Konkurrenz für Al-Jazeera
"Al-Hurra" ist die ambitionierteste Medienoffensive der USA seit Gründung der "Voice of America" vor über sechzig Jahren. 62 Millionen Dollar haben die USA für den neuen Satellitenkanal im ersten Jahr zur Verfügung gestellt. "Al-Hurra" produziert seine Programme in der Nähe von Washington. Dem Publikum im Irak und seinen arabischen Nachbarländern soll er ein unzensiertes, objektives und demokratiefreundliches Informationsprogramm liefern.
Nichts als Propaganda?
Laut US-Präsident George W. Bush geht es darum, "die hasserfüllte Propaganda zu zerstreuen, die in der muslimischen Welt den Äther füllt". Die USA werfen zum Beispiel dem Sender "Al-Jazeera" antiamerikanische Tendenzen vor, die nun mit "Al-Hurra" bekämpft werden sollen. Die Wirksamkeit dieses Programmauftrags wird vor Ort allerdings angezweifelt.
Unerwünschte, ja gefährliche Propaganda erwartet Dschamil Abu Bakr von der Islamischen Aktionsfront, der politischen Vertretung der Muslimischen Bruderschaft in Jordanien. Die USA wollten nur die Wertvorstellungen der arabischen Welt aushöhlen.
Der Chefredakteur der in Libanon erscheinenden englischsprachigen Zeitung "The Daily Star", Rami Churi, sieht es ähnlich. Der neue Sender werde die Kluft zwischen Amerika und der arabischen Welt nur vergrößern. "Al Hurra" sei ein teures, aber letztlich irrelevantes Schwindelpaket.
Gegen den Strom
"Es wird eine Menge Leute geben, die davon ausgehen, dass wir nicht objektiv sind, dass wir das Sprachrohr der amerikanischen Regierung sind und Propganda machen", wirbt Verwaltungsratsmitglied Norman Pattiz um einen Vertrauensvorschuss. "Es wird also darauf ankommen, diese Hürde zu überspringen und unser Publikum davon zu überzeugen, dass wir die Demokratie fördern wollen durch eine unzensierte und genaue Berichterstattung."
Die bunte Schar aus arabischen und amerikanischen Mitarbeitern hat sich zum Ziel gesetzt, nicht nur ein visuell ansprechendes und zuverlässiges Nachrichtenprogramm zu machen, es soll auch anders sein als das, was man in der arabischen Welt bisher zu sehen bekommt. "Was Al-Jazeera und die anderen arabischen Satellitenprogramme senden, begrenzt sich im Grund genommen auf zwei Geschichten: auf den Irak und den israelisch-palästinensischen Konflikt", erklärt Pattiz. "So, als ob es keine anderen Dinge gäbe."
Irgendwie auch objektiv
Natürlich wird auch "Al-Hurra" der Situation im Irak besonderes Augenmerk schenken, schließlich wurden eigene Büros im Irak aus der 87-Milliarden-Dollar-Aufbauhilfe finanziert, die der US-Kongress im vergangenen Jahr für den Irak bewilligte. Und natürlich geht es auch darum, positive Nachrichten über den Wiederaufbau des Landes zu verbreiten. Doch nicht nur.
Auch die nicht gefundenen irakischen Massenvernichtunsgwaffen wären dem Sender eine "Story" wert, sagt der im Libanon geborene Nachrichtenchef Moufak Harb. "Wir würden darüber berichten, ob es uns nun gefällt oder nicht.
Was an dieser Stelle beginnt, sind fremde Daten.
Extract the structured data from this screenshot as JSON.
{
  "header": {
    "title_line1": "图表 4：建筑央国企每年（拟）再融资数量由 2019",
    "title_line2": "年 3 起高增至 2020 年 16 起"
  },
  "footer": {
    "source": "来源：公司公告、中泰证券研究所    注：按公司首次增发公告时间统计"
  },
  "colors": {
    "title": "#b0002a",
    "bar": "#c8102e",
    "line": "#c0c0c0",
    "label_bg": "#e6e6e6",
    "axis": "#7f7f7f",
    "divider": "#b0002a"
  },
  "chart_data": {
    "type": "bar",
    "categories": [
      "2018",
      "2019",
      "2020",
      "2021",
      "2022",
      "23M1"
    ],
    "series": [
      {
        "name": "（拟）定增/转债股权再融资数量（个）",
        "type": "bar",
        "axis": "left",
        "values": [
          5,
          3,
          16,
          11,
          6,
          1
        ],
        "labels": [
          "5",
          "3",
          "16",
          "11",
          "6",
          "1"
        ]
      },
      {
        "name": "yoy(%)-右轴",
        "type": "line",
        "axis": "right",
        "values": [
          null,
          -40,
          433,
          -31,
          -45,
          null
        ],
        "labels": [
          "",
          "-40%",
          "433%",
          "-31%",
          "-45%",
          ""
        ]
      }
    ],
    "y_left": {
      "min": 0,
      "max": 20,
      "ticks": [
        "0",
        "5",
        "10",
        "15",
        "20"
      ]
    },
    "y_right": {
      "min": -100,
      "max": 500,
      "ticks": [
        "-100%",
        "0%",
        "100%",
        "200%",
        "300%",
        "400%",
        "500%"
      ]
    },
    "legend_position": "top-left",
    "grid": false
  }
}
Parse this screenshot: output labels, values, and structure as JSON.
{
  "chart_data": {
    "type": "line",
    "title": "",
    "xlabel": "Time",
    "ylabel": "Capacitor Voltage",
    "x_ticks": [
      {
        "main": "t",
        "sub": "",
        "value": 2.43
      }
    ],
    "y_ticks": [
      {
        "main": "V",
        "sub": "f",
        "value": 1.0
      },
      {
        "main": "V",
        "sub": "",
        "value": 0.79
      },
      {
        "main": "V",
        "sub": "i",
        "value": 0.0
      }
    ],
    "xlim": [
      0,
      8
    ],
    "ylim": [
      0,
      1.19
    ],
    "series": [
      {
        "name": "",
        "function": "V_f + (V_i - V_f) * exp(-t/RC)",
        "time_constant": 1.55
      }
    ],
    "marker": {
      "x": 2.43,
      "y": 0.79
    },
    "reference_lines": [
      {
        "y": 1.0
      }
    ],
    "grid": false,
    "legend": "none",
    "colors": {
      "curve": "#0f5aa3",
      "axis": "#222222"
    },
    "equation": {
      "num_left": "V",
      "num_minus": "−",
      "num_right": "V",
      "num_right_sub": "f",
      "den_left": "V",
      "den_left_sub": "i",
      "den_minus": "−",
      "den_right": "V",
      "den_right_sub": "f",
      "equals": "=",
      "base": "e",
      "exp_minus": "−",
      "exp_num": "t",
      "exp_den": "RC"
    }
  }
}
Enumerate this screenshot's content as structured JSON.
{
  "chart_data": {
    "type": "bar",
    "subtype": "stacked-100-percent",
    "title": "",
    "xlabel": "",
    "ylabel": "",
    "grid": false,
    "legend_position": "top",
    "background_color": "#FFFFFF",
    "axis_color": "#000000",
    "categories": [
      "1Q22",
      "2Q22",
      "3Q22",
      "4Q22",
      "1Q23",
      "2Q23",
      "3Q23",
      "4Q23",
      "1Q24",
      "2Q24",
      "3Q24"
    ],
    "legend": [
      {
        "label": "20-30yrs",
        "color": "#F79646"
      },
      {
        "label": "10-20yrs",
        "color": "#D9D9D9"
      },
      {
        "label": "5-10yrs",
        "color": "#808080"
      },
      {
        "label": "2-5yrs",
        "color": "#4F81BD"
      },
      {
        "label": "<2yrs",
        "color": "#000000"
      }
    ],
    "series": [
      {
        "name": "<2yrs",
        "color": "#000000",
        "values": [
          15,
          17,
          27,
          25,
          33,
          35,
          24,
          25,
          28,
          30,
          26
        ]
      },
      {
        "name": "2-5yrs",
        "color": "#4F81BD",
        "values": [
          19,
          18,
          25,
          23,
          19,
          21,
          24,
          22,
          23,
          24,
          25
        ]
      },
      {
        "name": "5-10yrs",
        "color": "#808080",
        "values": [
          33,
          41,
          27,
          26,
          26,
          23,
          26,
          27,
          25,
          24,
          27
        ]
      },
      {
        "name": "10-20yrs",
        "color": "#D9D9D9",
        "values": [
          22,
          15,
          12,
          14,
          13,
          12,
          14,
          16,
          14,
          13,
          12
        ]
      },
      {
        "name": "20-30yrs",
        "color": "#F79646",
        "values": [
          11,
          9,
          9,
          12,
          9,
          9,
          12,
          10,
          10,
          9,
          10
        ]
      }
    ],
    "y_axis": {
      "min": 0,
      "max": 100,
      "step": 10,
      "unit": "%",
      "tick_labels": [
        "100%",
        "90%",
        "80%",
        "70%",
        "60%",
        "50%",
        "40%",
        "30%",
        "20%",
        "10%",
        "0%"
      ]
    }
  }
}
Schließlich hat die Geschichte Nachrichtenwert", sagt er. "Aber ich würde in den Irak fahren und Opfer des Giftgasangriffs im kurdischen Halabdscha aufsuchen und ihre Brandwunden zeigen. Wir würden das Thema von allen Seiten beleuchten", stellt er klar.
Gegen den Strom
Für Moufak Harb, der voher für die in London erscheinende arabische Tageszeitung "Al-Hayat" gearbeitet hat, war die bessere Bezahlung nicht der entscheidende Grund, bei dem neuen Sender anzuheuern. Er sieht in "Al-Hurra" vor allem die Chance, in der arabischen Welt mit einem klassischen Vorurteil aufzuräumen.
"Immer, wenn über arabische Angelegenheiten berichtet wird, besteht die gefährliche Tendenz, die USA für alles, was dort schief läuft, verantwortlich zu machen", so Harb. "Immer wird von den arabischen Politikern diese Verschwörungstheorie ins Feld gebracht. In den Medien ist das kaum anders." Das zu ändern, ist erklärtes Ziel von "Al-Hurra". Der Sender ist Teil der Strategie Washingtons für eine Demokratisierung der arabischen Welt. Aber ob er dem arabischen Raum mehr Pressefreiheit bringen wird?!